I have a very confident 7 year old in a state school. DH and I went to private schools and both come from families with confident, capable parents, so that background is there.
My DD has been confident from a very young age, some of that is about being naturally outgoing. She also spent a lot of time with high quality adult interactions - her nursery was great for having high staff ratios and an expectation that the staff would be down on the floor playing with the children.
No one has ‘squashed’ her confidence. For example, at nursery she would join the manager in showing prospective parents round the nursery. I was amazed that they allowed her to do that, but they did and it made her feel great.
We have high expectations of her academically and her teachers do too - there is always a next step, even if she’s done something well. But there is also praise for doing well and particularly for creating her own challenges and achieving them.
She has a strong peer group of similar children. They (and their parents) create a culture of competition and make academic success desirable, rather than stigmatise it. They also challenge her tendency to try to take the lead excessively.

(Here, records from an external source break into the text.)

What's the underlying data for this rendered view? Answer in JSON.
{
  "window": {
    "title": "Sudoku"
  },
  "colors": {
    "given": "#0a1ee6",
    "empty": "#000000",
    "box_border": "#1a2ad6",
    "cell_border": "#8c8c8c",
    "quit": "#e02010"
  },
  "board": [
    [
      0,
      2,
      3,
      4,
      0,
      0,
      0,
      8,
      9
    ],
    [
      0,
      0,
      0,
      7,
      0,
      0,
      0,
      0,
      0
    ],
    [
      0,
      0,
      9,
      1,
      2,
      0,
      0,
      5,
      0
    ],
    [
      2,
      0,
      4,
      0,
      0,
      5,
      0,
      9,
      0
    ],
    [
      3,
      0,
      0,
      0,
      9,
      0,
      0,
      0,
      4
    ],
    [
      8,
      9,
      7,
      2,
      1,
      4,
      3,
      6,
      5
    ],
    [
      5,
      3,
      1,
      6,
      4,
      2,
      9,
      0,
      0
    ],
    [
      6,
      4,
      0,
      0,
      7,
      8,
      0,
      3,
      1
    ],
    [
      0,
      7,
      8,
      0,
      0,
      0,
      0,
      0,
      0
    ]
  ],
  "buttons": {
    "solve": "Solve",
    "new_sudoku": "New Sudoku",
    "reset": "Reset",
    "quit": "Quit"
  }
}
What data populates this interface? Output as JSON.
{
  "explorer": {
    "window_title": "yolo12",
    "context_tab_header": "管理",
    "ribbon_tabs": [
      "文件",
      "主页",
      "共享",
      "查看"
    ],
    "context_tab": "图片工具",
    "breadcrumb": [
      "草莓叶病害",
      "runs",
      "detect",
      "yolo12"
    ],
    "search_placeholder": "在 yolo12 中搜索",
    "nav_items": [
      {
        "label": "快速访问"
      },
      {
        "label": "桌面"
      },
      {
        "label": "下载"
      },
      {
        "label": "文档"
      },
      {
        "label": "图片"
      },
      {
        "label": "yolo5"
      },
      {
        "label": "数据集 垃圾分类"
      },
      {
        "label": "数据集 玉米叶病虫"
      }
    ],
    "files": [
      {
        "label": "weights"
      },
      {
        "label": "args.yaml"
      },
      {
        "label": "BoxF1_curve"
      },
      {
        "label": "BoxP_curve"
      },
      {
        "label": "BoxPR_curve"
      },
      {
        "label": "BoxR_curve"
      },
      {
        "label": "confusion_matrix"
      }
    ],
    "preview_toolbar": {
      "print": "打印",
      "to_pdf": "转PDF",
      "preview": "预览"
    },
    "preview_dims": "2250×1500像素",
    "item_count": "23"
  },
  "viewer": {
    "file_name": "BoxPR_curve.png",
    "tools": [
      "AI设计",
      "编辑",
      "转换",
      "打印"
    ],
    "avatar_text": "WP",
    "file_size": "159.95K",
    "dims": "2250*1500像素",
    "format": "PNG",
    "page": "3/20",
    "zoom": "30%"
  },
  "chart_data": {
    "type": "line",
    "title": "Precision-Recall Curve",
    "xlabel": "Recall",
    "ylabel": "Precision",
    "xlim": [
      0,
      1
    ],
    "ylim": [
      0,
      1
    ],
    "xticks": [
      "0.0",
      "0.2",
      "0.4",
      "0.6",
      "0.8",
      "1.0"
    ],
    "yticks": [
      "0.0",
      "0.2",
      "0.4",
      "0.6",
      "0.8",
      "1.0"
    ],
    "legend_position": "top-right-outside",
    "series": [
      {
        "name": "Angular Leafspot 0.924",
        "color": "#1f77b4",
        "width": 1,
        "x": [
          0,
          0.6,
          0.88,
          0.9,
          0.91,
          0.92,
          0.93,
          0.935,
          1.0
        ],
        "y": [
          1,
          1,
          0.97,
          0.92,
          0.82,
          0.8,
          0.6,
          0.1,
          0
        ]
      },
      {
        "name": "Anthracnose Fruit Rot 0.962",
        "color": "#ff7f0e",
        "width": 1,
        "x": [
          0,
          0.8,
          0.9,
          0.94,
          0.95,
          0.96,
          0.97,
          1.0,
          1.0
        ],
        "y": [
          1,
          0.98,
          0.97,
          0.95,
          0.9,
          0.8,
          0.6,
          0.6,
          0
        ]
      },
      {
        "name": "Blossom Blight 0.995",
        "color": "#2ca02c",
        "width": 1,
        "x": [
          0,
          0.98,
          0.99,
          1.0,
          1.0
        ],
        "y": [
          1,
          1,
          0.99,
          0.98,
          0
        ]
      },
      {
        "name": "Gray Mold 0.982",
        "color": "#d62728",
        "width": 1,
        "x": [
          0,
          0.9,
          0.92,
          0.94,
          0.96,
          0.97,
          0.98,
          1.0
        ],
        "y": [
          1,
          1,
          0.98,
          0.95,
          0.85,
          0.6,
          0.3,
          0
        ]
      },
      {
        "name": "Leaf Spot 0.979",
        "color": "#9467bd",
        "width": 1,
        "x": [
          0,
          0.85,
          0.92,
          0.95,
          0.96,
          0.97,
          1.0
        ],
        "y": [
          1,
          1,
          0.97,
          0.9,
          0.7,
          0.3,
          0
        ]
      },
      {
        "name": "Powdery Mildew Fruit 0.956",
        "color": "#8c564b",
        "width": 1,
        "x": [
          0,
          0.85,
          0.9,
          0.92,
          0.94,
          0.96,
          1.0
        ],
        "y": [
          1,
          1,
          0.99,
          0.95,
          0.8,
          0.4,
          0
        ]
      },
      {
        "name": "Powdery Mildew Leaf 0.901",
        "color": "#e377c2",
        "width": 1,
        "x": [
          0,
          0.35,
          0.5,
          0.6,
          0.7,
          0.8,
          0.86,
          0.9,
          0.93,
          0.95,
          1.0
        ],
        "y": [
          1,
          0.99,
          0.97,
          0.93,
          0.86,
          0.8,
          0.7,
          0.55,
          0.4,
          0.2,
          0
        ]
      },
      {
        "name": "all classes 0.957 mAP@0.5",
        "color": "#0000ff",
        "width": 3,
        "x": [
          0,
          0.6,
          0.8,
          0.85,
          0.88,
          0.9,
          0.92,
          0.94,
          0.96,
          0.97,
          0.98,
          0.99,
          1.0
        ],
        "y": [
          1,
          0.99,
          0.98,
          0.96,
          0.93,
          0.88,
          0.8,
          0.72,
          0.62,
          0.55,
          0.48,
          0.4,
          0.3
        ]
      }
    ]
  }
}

She does a range of extra curricular activities which broaden her educational experiences to something more like a private school range of subjects (that’s not why she does them). Those activities range from ones that she finds easy, to ones that require perseverance and she doesn’t have a natural aptitude for, but still enjoys. One of the harder things to provide for academically capable children is opportunities to fail or the need to persevere to achieve and that can make it hard to develop resilience.
We also take her to interesting places and hopefully do fun things. We haven’t taken her abroad a lot, but we do go to new places and look for things that match her interests. We answer her questions and follow through with her interests, though I do try to get her to do some stuff independently.
I think that the most important thing is that we just assume she’s capable of pretty much anything and the world is her oyster. I think that is part of the private school attitude. So if she says ‘I want to go to Japan’, I might say that we won’t take her, but she can go as an adult, like X did. Everything is within her reach.
I would like to point out that my DD is also a lovely girl, she might sound very confident, but she is pleasant with it.